На ряду с источниками историческими необходимо отметить фольклорные источники повести и прежде всего — народные песни. При этом наиболее важны не отдельные заимствования, а отражение в повести фольклорных впечатлений и увлечений Гоголя, особенно сильных в 1833–1834 гг. В статье Гоголя „О малороссийских песнях“ уже можно угадать отдельные намеки зарождавшейся повести (разлука с матерью, „поэзия битв“, „узы братства“, образ убитого казака и т. п.). Эта лирическая статья основана на общем впечатлении Гоголя от украинских песен, преимущественно по сборнику Максимовича („Малороссийские песни, изданные М. Максимовичем“, М., 1827). Почти без изменений эти впечатления отражены в столь же общей форме и в „Тарасе Бульбе“; эта общая форма затрудняет (да и делает, в сущности, ненужным) указание точных фольклорных источников для каждого отдельного случая.
Если сборник Максимовича мог отразиться в эмоционально насыщенных, лирических страницах и бытовых подробностях повести, то другой сборник — „Запорожская Старина“ И. И. Срезневского (ч. I, вып. 1–2, Харьков, 1833), мог дать некоторый собственно исторический материал для первой редакции „Тараса Бульбы“. „Песни и думы о лицах и событиях до Богдана Хмельницкого“ в первом выпуске „Запорожской Старины“ содержат несколько дум (стр. 42–48 „Отступник Тетеренко“; стр. 49–50 „Убиение Тетеренка“; стр. 60–73 „Подвиги Савы Чалого“), в которых некоторые авторы (И. Каманин и др.), — видели даже рудиментарную основу сюжета „Тараса Бульбы“.
Сами по себе эти сюжетные сопоставления мало убедительны, тем не менее значение „Запорожской Старины“ как одного из источников, первой редакции „Тараса Бульбы“ бесспорно.
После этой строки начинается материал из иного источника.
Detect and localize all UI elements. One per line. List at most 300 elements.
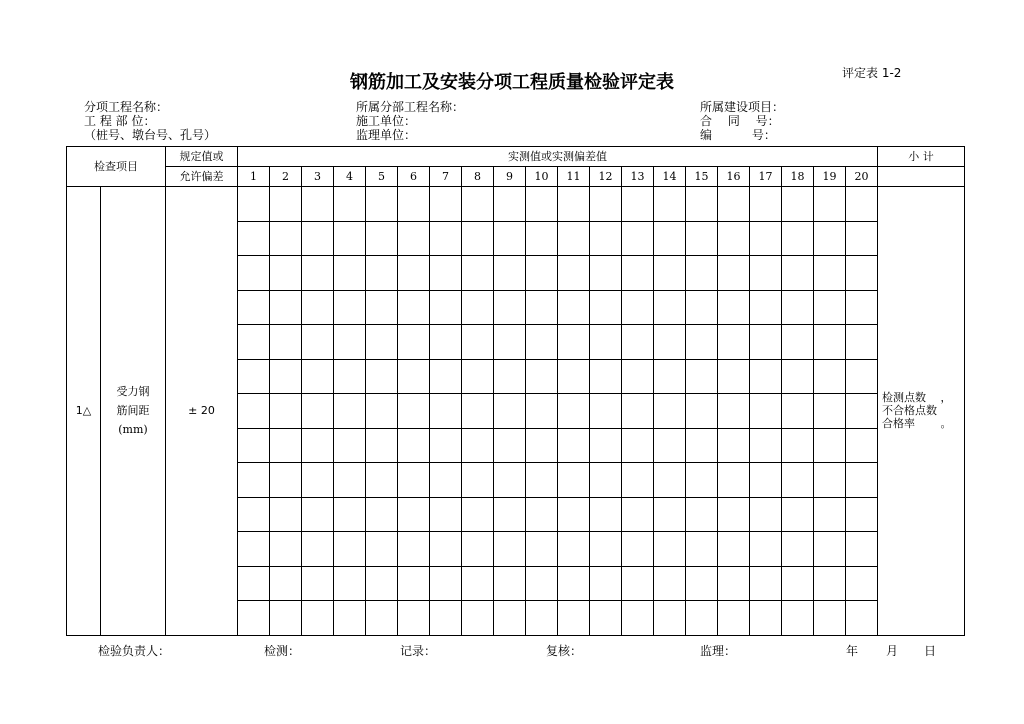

Тезис Гоголя о значении украинских народных песен как художественных иллюстраций к „пыльным летописям“, как ключа для познания прошедшего, практически осуществлен в „Тарасе Бульбе“, и основным источником в данном случае была именно „Запорожская Старина“, так как ни сборник М. Максимовича, ни более ранний сборник Н. А. Цертелева („Опыт собрания старинных малороссийских песней“, СПб., 1819), ни отдельные случайные публикации[15] далеко не дают того количества материала и исторической его систематизации, как сборник Срезневского.[16]
Исторические и фольклорные источники первой редакции „Тараса Бульбы“ относительно скудны и случайны. Крайняя схематичность развития сюжета в первоначальной (рукописной) редакции повести небыла преодолена и в редакции „Миргорода“ 1835 г. — историческими документами и народными песнями Гоголь воспользовался преимущественно для второстепенных деталей и аксессуаров, не отразив их сколько-нибудь существенно ни в сюжетной схеме повести, ни в характеристике действующих лиц.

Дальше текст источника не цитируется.